The defendant killed the victim by stabbing him multiple times with a knife. At trial, the defendant asserted a justification defense, alleging that he had the knife in his possession because the victim had drugged and sexually assaulted the defendant the previous night, and that the defendant stabbed the victim as the victim attempted to sexually assault him the next night. However, this defense was contradicted by evidence that the defendant was using his cellular telephone at the same time that he contends that he was unconscious during the alleged sexual assault.
After a trial, the jury convicted the defendant of murder in the second degree. The court sentenced him to an indeterminate term of 20 years to life imprisonment. The defendant appeals.
Viewing the evidence in the light most favorable to the prosecution (see People v. Contes, 60 N.Y.2d 620, 621, 467 N.Y.S.2d 349, 454 N.E.2d 932 ), we find that the defense of justification was disproved beyond a reasonable doubt (see People v. O'Brien, 270 A.D.2d 433, 433–434, 705 N.Y.S.2d 258 ). Moreover, in fulfilling our responsibility to conduct an independent review of the weight of the evidence (see CPL 470.15[5] ; People v. Danielson, 9 N.Y.3d 342, 849 N.Y.S.2d 480, 880 N.E.2d 1 ), we nevertheless accord great deference to the jury's opportunity to view the witnesses, hear testimony, and observe demeanor (see People v. Mateo, 2 N.Y.3d 383, 410, 779 N.Y.S.2d 399, 811 N.E.2d 1053 ). Upon reviewing the record here, we are satisfied that the jury's rejection of the defendant's justification defense and the verdict of guilt were not against the weight of the evidence (see People v. Romero, 7 N.Y.3d 633, 826 N.Y.S.2d 163, 859 N.E.2d 902 ).
We agree with the Supreme Court's denial of the defendant's request in support of his justification defense to admit affidavits from four individuals who claimed that the victim had committed prior sexual assaults against them.

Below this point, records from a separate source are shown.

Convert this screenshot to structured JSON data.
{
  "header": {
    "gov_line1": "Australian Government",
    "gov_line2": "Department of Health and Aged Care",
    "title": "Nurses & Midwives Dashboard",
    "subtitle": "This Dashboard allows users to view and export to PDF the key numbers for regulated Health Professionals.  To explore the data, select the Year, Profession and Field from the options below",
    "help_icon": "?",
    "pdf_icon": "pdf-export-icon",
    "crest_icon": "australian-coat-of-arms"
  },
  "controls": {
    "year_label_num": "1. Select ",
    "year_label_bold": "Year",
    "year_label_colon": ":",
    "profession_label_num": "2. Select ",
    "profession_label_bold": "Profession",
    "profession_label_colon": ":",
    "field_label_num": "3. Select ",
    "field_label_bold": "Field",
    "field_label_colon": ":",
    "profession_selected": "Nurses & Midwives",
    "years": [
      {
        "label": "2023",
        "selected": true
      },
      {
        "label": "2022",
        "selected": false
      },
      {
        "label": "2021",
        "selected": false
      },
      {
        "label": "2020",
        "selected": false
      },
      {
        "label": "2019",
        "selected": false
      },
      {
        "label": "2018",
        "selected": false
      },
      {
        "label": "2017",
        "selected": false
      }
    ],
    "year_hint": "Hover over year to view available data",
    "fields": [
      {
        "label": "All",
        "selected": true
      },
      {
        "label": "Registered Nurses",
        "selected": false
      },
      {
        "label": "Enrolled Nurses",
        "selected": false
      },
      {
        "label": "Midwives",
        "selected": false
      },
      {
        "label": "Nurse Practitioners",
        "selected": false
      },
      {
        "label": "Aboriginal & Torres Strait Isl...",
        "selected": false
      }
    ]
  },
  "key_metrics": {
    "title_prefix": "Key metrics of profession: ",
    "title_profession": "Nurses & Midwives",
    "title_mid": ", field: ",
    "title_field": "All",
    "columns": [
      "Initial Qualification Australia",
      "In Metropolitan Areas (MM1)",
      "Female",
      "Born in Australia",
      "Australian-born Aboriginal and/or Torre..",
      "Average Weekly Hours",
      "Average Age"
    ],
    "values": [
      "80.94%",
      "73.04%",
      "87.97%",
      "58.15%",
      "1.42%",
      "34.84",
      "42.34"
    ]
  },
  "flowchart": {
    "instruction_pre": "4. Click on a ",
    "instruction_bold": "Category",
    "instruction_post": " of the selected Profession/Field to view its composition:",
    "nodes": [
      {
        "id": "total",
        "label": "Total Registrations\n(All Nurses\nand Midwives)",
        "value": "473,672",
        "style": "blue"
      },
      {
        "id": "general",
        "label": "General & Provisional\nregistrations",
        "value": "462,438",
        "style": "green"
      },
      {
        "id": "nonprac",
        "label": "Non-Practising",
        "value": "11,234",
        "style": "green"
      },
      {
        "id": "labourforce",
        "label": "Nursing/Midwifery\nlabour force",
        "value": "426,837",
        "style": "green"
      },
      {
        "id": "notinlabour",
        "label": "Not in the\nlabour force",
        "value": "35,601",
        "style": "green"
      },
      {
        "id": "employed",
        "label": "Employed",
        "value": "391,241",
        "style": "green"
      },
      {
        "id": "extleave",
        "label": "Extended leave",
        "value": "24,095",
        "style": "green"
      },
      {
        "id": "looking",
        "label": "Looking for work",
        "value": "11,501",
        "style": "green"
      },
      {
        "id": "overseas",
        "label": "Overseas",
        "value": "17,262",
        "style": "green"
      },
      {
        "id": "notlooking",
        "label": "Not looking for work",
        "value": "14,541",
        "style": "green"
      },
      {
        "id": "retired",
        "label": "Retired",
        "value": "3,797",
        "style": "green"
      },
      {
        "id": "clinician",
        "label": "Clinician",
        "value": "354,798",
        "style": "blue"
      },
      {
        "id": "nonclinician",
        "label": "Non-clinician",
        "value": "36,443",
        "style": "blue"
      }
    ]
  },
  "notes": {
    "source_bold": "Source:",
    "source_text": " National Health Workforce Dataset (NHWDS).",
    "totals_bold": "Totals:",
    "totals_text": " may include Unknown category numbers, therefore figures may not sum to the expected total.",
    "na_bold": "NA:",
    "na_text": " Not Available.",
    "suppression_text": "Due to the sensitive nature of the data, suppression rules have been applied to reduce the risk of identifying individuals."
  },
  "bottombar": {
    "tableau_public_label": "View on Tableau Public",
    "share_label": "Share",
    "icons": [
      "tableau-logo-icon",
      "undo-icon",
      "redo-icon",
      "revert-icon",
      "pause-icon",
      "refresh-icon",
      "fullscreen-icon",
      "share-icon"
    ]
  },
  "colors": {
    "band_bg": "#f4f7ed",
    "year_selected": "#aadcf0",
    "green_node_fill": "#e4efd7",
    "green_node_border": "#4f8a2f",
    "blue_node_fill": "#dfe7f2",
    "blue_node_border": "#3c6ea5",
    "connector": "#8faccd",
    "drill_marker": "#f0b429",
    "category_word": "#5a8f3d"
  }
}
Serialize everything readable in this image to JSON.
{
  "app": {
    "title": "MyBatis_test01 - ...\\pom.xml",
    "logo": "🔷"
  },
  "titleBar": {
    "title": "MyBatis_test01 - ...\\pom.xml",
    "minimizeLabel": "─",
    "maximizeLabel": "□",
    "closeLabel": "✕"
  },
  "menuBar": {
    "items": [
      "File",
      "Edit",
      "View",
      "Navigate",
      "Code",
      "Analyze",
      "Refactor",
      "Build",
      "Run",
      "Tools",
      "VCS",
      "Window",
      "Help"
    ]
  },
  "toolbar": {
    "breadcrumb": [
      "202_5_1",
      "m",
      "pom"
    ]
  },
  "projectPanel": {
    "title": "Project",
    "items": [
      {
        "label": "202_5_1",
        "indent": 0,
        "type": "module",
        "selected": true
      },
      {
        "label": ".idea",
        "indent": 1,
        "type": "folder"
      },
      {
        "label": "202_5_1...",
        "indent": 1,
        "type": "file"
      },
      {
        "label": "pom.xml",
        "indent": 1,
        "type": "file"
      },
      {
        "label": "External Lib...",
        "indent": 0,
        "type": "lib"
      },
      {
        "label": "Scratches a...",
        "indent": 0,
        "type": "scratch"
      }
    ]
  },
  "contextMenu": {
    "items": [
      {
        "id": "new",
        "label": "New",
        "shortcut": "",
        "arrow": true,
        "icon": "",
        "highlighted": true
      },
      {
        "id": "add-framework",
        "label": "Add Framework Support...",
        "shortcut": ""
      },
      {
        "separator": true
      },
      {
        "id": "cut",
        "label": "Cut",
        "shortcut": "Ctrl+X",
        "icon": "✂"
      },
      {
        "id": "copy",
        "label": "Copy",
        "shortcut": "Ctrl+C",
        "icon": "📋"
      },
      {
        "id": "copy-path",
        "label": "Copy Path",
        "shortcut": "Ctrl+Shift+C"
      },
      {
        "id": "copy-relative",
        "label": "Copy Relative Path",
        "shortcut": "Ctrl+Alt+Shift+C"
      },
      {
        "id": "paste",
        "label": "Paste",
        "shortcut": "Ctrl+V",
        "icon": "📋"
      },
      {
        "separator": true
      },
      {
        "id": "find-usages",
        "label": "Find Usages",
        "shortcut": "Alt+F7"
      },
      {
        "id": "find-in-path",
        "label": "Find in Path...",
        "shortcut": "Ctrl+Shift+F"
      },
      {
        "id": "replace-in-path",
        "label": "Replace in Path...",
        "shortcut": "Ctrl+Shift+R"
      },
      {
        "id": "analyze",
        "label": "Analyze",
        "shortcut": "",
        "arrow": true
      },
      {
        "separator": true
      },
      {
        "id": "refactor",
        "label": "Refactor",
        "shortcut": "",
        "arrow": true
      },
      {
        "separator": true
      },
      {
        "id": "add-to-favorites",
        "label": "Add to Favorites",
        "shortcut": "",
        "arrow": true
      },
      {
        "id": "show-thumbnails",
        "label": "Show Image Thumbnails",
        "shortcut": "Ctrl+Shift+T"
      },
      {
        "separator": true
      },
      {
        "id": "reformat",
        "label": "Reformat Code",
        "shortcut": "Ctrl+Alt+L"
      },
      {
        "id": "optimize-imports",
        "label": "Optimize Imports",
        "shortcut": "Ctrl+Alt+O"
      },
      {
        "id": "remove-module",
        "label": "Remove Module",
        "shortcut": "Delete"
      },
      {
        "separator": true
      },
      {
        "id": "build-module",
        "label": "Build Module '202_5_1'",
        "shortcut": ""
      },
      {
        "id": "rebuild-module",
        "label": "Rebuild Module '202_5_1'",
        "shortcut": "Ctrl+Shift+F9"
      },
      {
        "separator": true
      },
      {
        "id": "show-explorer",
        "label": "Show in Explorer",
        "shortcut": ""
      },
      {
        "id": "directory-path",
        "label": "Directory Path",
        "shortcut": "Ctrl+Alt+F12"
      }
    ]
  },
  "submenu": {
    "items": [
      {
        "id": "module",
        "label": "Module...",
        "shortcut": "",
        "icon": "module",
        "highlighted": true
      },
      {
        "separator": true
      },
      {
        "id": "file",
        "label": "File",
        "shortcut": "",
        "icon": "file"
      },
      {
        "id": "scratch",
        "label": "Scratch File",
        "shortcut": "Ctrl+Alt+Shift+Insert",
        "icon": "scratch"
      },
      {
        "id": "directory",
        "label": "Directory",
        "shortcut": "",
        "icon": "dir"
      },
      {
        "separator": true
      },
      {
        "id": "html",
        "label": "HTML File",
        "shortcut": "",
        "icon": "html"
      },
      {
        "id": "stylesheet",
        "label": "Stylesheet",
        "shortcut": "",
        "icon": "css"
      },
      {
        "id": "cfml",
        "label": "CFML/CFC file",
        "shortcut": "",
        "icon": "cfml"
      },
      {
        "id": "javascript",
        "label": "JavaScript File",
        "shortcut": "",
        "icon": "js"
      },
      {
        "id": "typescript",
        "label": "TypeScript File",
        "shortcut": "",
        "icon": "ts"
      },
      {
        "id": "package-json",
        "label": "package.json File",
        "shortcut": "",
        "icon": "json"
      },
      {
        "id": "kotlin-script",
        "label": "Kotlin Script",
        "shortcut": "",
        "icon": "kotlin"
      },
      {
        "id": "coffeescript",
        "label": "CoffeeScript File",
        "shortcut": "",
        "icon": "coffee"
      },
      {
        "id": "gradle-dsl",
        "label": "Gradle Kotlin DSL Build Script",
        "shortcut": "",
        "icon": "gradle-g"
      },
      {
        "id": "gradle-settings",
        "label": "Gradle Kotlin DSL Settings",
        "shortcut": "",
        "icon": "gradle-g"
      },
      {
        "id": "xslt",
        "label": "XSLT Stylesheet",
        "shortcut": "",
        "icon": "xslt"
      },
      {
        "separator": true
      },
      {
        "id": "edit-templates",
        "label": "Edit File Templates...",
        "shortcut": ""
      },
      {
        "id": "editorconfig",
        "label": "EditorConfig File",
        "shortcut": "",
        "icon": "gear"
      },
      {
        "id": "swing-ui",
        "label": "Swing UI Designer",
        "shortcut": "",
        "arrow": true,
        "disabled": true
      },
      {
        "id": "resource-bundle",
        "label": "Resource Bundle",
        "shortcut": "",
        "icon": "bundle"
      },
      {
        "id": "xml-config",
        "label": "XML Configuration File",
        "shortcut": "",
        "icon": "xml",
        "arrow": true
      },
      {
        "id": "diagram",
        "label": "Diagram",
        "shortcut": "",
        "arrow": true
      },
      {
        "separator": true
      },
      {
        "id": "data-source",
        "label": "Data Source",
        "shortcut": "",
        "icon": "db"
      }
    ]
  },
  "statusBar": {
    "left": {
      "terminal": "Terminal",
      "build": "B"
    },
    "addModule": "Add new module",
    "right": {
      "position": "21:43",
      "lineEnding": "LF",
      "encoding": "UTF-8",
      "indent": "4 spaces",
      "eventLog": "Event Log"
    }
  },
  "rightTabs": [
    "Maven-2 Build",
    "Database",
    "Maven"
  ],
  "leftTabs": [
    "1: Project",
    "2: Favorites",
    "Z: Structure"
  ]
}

The defendant lacked the requisite knowledge of those criminal acts (see People v. Watson, 84 A.D.3d 1126, 1127, 923 N.Y.S.2d 219 ), and, in any event, the affidavits were inadmissible hearsay (see People v. Hayes, 17 N.Y.3d 46, 53, 926 N.Y.S.2d 382, 950 N.E.2d 118 ). The Supreme Court did not improvidently exercise its discretion in admitting into evidence information extracted from the defendant's cellular telephone. While the defendant claims that this evidence reflected his sexual orientation and, therefore, should have been excluded, this evidence also tended to contradict the defendant's justification defense. The probative value of the evidence outweighed any potential prejudice (see People v. Crupi, 172 A.D.3.d 898, 100 N.Y.S.3d 56, 2019 N.Y. Slip Op. 03614 [2d Dept. 2019] ).
At trial, the defendant objected to the Supreme Court's instruction during the charge to the jury that "[i]t's the duty of each juror to reason with his or her fellow jurors with an honest desire to arrive at the truth." Reviewing this statement in the context of the jury instructions in their entirety, there is no basis for concluding that the proper burden of proof upon the People was undermined or less than adequately conveyed (see People v. Slacks, 90 N.Y.2d 850, 851, 660 N.Y.S.2d 863, 683 N.E.2d 769 ).
Finally, the record demonstrates that the Supreme Court did not fail to consider all relevant materials during sentencing.
CHAMBERS, J.P., ROMAN, BARROS and CHRISTOPHER, JJ., concur.